Рэндл пригасил сигарету. На столике у кровати, возле стакана с водой, лежала пачка аспирина, детективный роман и игрушечная собака, которую Линдзи два дня назад купила ему в каком-то киоске на улицу. Они ещё не придумали ей клички. Тоби с самого приезда так и оставался в чемодане. Рэндл погладил новую собаку, и ему почудилось, что Тоби в своем убежище недовольно затявкал. Он улыбнулся и проглотил таблетку аспирина. Неужели кончится тем, что он бросит Линдзи?

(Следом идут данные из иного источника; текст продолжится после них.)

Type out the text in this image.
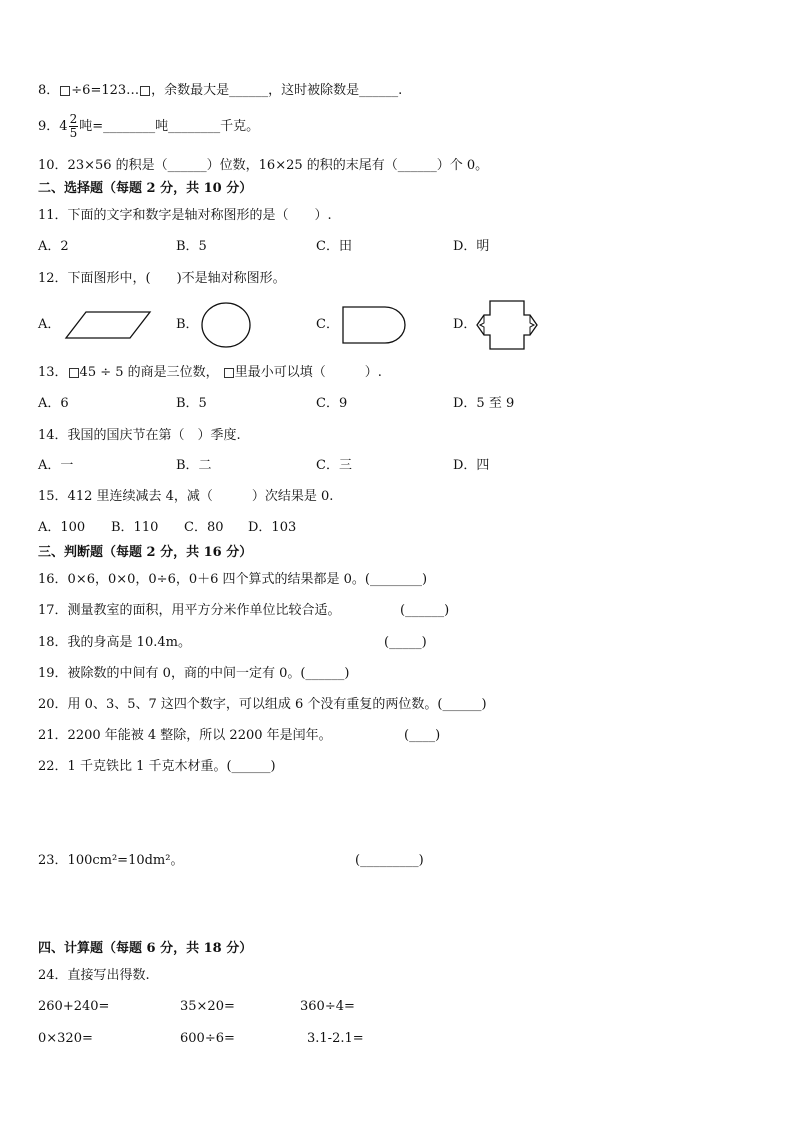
8． ÷6=123… ，余数最大是______，这时被除数是______.
9．$4 \frac{2}{5}$ 吨=________吨________千克。
10．23×56 的积是（______）位数，16×25 的积的末尾有（______）个 0。
二、选择题（每题 2 分，共 10 分）
11．下面的文字和数字是轴对称图形的是（　　）.
A．2	B．5	C．田	D．明
12．下面图形中，(　　)不是轴对称图形。
A．	B．	C．	D．
13． 45 ÷ 5 的商是三位数， 里最小可以填（　　　）.
A．6	B．5	C．9	D．5 至 9
14．我国的国庆节在第（　）季度.
A．一	B．二	C．三	D．四
15．412 里连续减去 4，减（　　　）次结果是 0.
A．100 B．110 C．80 D．103
三、判断题（每题 2 分，共 16 分）
16．0×6，0×0，0÷6，0＋6 四个算式的结果都是 0。(________)
17．测量教室的面积，用平方分米作单位比较合适。	(______)
18．我的身高是 10.4m。	(_____)
19．被除数的中间有 0，商的中间一定有 0。(______)
20．用 0、3、5、7 这四个数字，可以组成 6 个没有重复的两位数。(______)
21．2200 年能被 4 整除，所以 2200 年是闰年。	(____)
22．1 千克铁比 1 千克木材重。(______)
23．100cm²=10dm²。	(_________)
四、计算题（每题 6 分，共 18 分）
24．直接写出得数.
260+240=	35×20=	360÷4=
0×320=	600÷6=	3.1-2.1=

Что он вообще намерен делать в лежащем перед ним огромном, просторном будущем? В глубине души он знал — и знал, что Линдзи тоже так считает, — что драматурга из него не получится. Теперь, когда Рэндла отделяло от его пьес больше опыта и страданий, ему было ясно, что они никуда не годятся. Претенциозные пьесы, путаные и скучные. Может быть, когда-нибудь он попробует ещё раз, но это будет не более как дилетантство. Есть одно-единственное дело, которое он может делать хорошо, а к нему он уже никогда не вернется. Словно в видении перед ним раскинулся залитый солнцем склон в Грэйхеллоке с легкой сеткой зелени и бесчисленными разноцветными головками роз, и он вздохнул. Энн.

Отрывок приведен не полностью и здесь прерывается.